Evet, eğitimlere katıldık yapacak işimiz çoğaldı. Kendimize vakit yaratmak için aldığımız şeyler vaktimizi daha da kısalttı. Bilginin erişiminin bu kadar kolay olduğu yerde artık her yerden fırsat fışkırıyor lakin bu defa de hangi fırsat yanlışsız hangisi değil ayrımını yapmaya duyulan ihtiyaç arttı, başlar daha da çok karıştı. Vakit kazandıran alışveriş, tüketimi arttırdı. Beşerler topluluklar içinde yalnızlaştı. Sevdiklerimizi her gün görebildik fakat yanına gitme ihtiyacı azaldığından artık şöyle bir kuvvetle sarılamıyoruz, sarılmaya muhtaçlık duymaz haldeyiz. İnsanların ömrünü sürdürebilmesi için günde en az 4 kere sarılması gerekli diyen Virgiana Satir’in kelamı artan ruhsal problemleri da açıklıyor bize nazaran. (ABD’li aile terapisti Virgiana Satir’e nazaran hayatımızı sürdürmemiz için günde 4 defa, uygunlaşmak için 8 defa, gelişmek içinse 12 defa sarılmamız gerekiyor.)

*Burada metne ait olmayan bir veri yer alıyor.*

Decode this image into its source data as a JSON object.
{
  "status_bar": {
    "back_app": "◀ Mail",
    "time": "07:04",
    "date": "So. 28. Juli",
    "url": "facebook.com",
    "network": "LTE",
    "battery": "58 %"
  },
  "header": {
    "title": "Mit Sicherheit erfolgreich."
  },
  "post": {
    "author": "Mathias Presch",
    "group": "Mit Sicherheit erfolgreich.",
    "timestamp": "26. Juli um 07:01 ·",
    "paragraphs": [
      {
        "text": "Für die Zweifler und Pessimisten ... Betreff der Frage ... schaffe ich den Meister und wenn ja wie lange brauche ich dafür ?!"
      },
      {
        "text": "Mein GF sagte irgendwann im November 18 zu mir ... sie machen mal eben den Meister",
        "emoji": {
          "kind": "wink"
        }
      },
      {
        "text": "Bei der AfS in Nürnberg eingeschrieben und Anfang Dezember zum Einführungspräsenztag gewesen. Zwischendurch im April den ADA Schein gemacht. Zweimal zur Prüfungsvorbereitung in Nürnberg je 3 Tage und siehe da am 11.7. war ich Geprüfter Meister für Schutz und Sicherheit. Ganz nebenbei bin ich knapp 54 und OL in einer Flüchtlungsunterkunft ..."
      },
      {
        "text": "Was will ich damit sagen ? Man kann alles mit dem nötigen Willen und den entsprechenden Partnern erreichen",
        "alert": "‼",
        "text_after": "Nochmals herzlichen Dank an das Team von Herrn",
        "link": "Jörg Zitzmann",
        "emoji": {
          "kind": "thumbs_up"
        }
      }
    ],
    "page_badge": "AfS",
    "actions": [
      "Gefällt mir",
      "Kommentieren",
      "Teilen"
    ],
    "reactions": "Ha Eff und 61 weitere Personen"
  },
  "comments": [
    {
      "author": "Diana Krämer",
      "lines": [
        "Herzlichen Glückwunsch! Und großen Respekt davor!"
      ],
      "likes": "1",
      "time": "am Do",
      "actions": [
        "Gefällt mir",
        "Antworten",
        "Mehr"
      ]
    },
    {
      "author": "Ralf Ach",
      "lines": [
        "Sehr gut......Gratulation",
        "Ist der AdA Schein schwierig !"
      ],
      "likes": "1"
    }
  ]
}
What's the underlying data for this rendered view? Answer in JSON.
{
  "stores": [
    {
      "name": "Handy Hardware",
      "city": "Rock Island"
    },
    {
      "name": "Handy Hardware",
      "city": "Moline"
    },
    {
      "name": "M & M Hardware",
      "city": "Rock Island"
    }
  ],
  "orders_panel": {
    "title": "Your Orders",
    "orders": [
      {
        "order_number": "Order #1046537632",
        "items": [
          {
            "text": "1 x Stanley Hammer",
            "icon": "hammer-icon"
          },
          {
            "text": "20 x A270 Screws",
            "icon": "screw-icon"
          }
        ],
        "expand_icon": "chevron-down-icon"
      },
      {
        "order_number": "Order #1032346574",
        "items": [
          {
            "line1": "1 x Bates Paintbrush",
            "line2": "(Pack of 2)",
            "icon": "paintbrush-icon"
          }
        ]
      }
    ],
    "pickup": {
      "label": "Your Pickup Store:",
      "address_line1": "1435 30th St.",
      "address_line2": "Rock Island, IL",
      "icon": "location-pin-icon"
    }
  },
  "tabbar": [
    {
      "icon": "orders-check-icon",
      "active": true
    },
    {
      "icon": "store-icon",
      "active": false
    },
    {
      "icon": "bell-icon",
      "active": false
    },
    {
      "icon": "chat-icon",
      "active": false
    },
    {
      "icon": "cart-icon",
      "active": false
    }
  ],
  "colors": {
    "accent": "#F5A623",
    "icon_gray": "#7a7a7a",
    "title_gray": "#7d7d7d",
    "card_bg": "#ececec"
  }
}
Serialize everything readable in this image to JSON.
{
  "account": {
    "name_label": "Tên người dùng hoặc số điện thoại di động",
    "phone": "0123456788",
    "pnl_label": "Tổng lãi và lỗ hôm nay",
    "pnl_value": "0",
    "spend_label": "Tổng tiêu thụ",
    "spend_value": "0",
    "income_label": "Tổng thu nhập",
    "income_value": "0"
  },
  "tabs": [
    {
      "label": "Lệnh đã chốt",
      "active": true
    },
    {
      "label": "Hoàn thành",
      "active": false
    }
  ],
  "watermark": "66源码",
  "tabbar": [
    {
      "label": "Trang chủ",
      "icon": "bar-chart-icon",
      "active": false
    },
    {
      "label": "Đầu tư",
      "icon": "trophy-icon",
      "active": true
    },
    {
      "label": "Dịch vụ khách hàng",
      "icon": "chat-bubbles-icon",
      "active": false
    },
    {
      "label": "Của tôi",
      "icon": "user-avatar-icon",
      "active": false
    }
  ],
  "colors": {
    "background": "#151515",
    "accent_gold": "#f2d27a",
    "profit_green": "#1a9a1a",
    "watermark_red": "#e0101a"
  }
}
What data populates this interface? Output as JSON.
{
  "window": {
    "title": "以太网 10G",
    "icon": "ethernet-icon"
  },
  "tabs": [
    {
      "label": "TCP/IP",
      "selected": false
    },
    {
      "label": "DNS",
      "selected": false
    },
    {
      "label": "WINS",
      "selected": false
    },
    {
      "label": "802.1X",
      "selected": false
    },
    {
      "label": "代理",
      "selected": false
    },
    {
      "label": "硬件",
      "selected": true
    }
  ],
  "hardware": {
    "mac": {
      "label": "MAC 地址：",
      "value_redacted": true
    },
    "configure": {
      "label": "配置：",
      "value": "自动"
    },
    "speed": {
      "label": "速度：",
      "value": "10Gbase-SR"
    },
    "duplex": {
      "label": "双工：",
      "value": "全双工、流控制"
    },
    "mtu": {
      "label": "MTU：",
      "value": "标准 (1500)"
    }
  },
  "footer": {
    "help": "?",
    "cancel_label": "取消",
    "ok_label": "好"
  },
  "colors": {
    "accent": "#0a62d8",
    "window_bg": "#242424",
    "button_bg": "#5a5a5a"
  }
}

Tamam. Kefeler yeniden eşitlendi.
Toplumsal medya üzerindeki paylaşımlar vasıtasıyla tanıdıklarımızın hayatlarını daha çok öğrenmeye başladık. Yıllardır görüşmediğimiz arkadaşımızın kızını görebiliyor, oğlunun doğum günü partisine gidemesek de kutlayabiliyor ve o günden karelere bakabiliyoruz.
Ne kadar muazzam.
Kefe ağır basmadan öbür tarafına geçelim çabucak.
Sevdiklerimiz tamam, hayatımızı öğreniyor kusursuz fakat ya bizi sevmeyenler?
Onlar da her şey hakkında bilgi sahibi artık. Tehlikelere daha açık durumdayız. Bir düşünsek, konutumuzun kapısını kilitlemeden yatmıyoruz fakat sanal cihanın kapısı gerisine kadar açık. Orda da bir hayatımız var ve açık kapılarda tüm tehlikelere davetkar. Tehlikenin boyutunu insanların ne kadar makus olabileceklerini düşününce daha net anlayabiliyorsunuz.
Yeniden dengelendik sanırım.
Yalnızca bu kadar da değil elbette. Metaverse ile daha da fazla sanal kainata gireceğiz üzere görünüyor. Büsbütün sanal ortamda yaşamaktan bahsediyorum. Avatarını seçerek kendine yeni bir kimlik oluşturarak, dijital ikizimizle büsbütün yeni bir hayat oluşturabileceğiz.
Kusursuz değil mi?
Düşünsenize bu dünyada güzel ya da hoş değilsiniz, burnunuzu beğenmiyorsunuz gözlerinizin mavi olmasını, tahminen dişlerinizi ve tahminen de daha fit görünmek istiyorsunuz.
Sanal kozmosta her şey istediğin üzere, kusursuz.
Kulağa çok beğenilen geliyor değil mi?
Artık öteki açıdan bakalım.
Herkesin eksiksiz olduğu bir kainatta kusursuz ne demek? Ne manası var? Hala eksiksiz o bildiğimiz “mükemmel” olacak mı? Orada yaşayacağımız bu kavram düzensizliğinden sonra kendi alemimize geçtiğimizde de kendimizi eksik hissetmeyecek miyiz? Kendine yabancılaşma ve ruhsal sıkıntılar kapıda. Aman dikkat!
Bazen artıları, bazen eksileri artıyor. İstikrarlar değişiyor. Değerli olan, yeterli ya da berbat demeden anlamaya çalışıp, ahenk sağlamak ve ahenk sağlarken fizikî dünyanın pahasını unutmamak. İkisi ortasında istikrar kurabilmek asıl sorunumuz. Hayatta her şey istikrarda olduğunda hoş sonuçta.
Değerli olan duracağın yere karar verebilmek..
Bu yazı Gamfed Türkiye Gönüllülerinden Mualla Yılmaz ‘ın katkılarıyla yazılmıştır.